Senin, 21 Agustus 2023 - 12:14 WIB
loading...
A A A
Robot Berceloteh

Di tempat lain, Alison Barker menggunakan AI untuk mempelajari suara hewan lain, yaitu tikus. Makhluk tak berbulu ini hidup di koloni bawah tanah. “Mereka terdengar seperti burung. Anda mendengar mereka berkicau dan berkicau,” kata ahli neurobiologi ini. Dia bekerja di Max Planck Institute for Brain Research di Frankfurt, Jerman.

Tikus mol menggunakan kicauan lembut tertentu saat saling menyapa. Dalam penelitian, tim Barker mencatat lebih dari 36.000 kicauan lembut dari 166 hewan yang hidup di tujuh koloni berbeda. Para peneliti menggunakan model AI untuk menemukan pola dalam suara-suara ini. AI, kata Barker, benar-benar mengubah pekerjaannya. Tanpa alat itu, katanya, timnya membutuhkan waktu lebih dari 10 tahun untuk menelusuri data.

Setiap koloni memiliki dialek sendiri yang berbeda. Bayi tikus mempelajari hal ini dan anak anjing yang dibesarkan di koloni yang berbeda dari tempat mereka dilahirkan akan mengadopsi dialek koloni baru.

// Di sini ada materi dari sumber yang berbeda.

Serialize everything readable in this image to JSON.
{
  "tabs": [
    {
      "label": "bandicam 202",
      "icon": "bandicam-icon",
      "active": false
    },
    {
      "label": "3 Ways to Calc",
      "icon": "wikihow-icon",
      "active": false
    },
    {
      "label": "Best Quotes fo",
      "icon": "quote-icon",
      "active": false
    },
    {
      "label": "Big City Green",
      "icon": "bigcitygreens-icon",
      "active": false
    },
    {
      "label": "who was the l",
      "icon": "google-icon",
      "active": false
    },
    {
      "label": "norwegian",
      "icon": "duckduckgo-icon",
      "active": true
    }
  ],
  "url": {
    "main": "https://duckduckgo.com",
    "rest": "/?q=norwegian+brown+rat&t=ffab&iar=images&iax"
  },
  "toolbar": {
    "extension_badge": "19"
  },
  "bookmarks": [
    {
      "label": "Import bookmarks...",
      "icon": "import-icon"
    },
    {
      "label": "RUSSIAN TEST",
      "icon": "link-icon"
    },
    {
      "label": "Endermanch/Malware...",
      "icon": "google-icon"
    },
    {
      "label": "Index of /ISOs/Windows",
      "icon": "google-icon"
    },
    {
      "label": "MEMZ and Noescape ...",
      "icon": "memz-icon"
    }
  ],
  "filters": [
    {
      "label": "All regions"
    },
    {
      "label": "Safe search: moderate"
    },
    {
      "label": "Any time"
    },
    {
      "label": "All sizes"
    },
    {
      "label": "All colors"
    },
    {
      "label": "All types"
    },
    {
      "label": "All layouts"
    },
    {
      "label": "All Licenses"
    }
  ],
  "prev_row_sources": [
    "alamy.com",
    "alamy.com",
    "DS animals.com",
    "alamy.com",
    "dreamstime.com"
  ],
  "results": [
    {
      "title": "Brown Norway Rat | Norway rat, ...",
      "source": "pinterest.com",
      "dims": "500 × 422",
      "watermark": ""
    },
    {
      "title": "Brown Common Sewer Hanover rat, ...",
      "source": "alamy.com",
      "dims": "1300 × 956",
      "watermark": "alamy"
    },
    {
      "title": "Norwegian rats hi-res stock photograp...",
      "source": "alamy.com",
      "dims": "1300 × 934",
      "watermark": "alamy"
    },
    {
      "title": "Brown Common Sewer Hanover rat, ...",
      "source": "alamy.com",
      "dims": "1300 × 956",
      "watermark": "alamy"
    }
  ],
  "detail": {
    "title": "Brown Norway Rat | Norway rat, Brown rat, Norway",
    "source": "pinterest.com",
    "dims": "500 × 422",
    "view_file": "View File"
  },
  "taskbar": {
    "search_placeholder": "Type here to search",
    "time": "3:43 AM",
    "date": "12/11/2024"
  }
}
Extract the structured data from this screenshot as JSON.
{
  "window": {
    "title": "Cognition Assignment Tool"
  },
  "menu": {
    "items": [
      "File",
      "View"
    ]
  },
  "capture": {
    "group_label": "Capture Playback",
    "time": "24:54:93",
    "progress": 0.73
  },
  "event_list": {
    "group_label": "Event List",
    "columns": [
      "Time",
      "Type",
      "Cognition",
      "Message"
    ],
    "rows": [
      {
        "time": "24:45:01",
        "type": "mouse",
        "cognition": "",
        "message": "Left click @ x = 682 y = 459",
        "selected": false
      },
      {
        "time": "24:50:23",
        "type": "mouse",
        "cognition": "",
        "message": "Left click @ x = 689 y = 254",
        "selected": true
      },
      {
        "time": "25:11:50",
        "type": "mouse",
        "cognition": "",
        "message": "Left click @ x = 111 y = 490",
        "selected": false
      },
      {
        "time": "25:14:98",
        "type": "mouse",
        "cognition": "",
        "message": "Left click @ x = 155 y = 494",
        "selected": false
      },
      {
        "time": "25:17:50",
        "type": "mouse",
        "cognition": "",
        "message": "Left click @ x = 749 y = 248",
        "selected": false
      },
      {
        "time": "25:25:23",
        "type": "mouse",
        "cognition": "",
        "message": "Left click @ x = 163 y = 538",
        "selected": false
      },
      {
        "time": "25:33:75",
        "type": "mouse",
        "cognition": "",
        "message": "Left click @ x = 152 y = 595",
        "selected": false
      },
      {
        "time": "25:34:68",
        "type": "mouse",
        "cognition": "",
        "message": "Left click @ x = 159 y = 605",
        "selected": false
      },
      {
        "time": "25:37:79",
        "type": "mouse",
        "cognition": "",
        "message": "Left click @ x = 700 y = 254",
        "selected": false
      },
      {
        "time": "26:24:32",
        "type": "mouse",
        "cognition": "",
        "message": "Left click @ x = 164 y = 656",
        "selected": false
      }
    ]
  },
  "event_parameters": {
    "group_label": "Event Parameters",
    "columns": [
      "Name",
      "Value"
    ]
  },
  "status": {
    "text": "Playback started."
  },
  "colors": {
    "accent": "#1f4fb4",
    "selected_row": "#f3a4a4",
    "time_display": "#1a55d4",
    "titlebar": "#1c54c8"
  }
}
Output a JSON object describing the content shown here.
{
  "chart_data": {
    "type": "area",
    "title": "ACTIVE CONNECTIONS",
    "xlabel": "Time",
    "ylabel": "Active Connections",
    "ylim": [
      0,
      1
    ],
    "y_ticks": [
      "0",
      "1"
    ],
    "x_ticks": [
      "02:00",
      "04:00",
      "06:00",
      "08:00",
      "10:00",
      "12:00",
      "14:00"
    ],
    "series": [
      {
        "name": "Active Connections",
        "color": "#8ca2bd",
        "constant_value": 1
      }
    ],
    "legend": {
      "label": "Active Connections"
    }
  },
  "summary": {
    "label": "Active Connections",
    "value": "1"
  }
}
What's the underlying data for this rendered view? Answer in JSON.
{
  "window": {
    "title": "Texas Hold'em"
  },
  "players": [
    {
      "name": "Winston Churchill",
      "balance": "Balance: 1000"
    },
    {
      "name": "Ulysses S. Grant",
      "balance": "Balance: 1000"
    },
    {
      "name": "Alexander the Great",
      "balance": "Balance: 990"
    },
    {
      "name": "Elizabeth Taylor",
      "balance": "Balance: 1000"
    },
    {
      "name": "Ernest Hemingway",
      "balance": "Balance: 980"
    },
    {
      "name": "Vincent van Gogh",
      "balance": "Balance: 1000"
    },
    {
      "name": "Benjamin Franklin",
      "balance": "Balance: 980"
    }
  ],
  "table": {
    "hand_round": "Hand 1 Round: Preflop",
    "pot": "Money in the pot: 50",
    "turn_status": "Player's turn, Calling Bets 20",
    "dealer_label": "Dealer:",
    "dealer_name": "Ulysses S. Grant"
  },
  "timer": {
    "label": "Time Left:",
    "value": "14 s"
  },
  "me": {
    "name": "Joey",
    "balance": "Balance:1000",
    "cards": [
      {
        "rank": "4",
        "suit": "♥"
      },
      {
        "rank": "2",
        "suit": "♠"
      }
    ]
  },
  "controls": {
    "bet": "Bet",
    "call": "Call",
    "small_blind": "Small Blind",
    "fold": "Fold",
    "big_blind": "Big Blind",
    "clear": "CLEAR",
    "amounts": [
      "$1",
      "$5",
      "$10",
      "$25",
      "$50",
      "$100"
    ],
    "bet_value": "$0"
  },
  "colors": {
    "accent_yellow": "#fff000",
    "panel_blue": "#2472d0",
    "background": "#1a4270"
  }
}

Dia juga menggunakan model AI untuk membuat kicauan lembut palsu. Ini sesuai dengan pola masing-masing dialek. Ketika timnya memainkan suara-suara ini ke tikus, mereka menanggapi suara yang cocok dengan dialek mereka dan mengabaikan suara yang tidak cocok. Ini berarti dialek itu sendiri dan bukan hanya suara individu, harus membantu makhluk ini memahami siapa yang termasuk dalam kelompok mereka.

Waktu Akan Menjawab

AI telah mempercepat waktu yang diperlukan untuk menyortir, menandai, dan menganalisis suara hewan serta mengetahui aspek mana dari suara yang mungkin memiliki makna. Mungkin suatu hari nanti manusia akan dapat menggunakan AI untuk membuat ChatBox futuristik yang menerjemahkan suara binatang ke dalam bahasa manusia, atau sebaliknya.

Proyek Beguš hanyalah salah satu yang bekerja untuk mencapai tujuan ini. Proyek Spesies Bumi dan Internet Interspesies adalah dua lainnya yang berfokus menemukan cara berkomunikasi dengan hewan.

“AI pada akhirnya bisa membawa kita ke titik di mana kita memahami hewan. Tapi itu rumit dan berjangka panjang, ”kata Karen Bakker, peneliti di University of British Columbia di Vancouver, Kanada.

Sedihnya, kata Bakker, waktu tidak ada di pihak kita untuk mempelajari hewan liar. Di seluruh planet ini, hewan menghadapi ancaman dari hilangnya habitat, perubahan iklim, polusi, dan lainnya. “Beberapa spesies bisa punah sebelum kita mengetahui bahasa mereka,” katanya.

Plus, tambahnya, ide berjalan-jalan dengan penerjemah hewan mungkin tampak keren. Tetapi banyak hewan mungkin tidak tertarik untuk mengobrol.

"Mengapa kelelawar ingin berbicara denganmu?" dia bertanya. Yang menarik baginya adalah apa yang bisa kita pelajari dari bagaimana kelelawar dan makhluk lain berbicara satu sama lain. “Kita harus mendengarkan alam untuk melindunginya dengan lebih baik,” katanya.

Misalnya, sistem yang dibuat untuk merekam paus atau gajah juga dapat melacak lokasinya. Ini dapat membantu menghindari paus dengan perahu atau melindungi gajah dari pemburu liar .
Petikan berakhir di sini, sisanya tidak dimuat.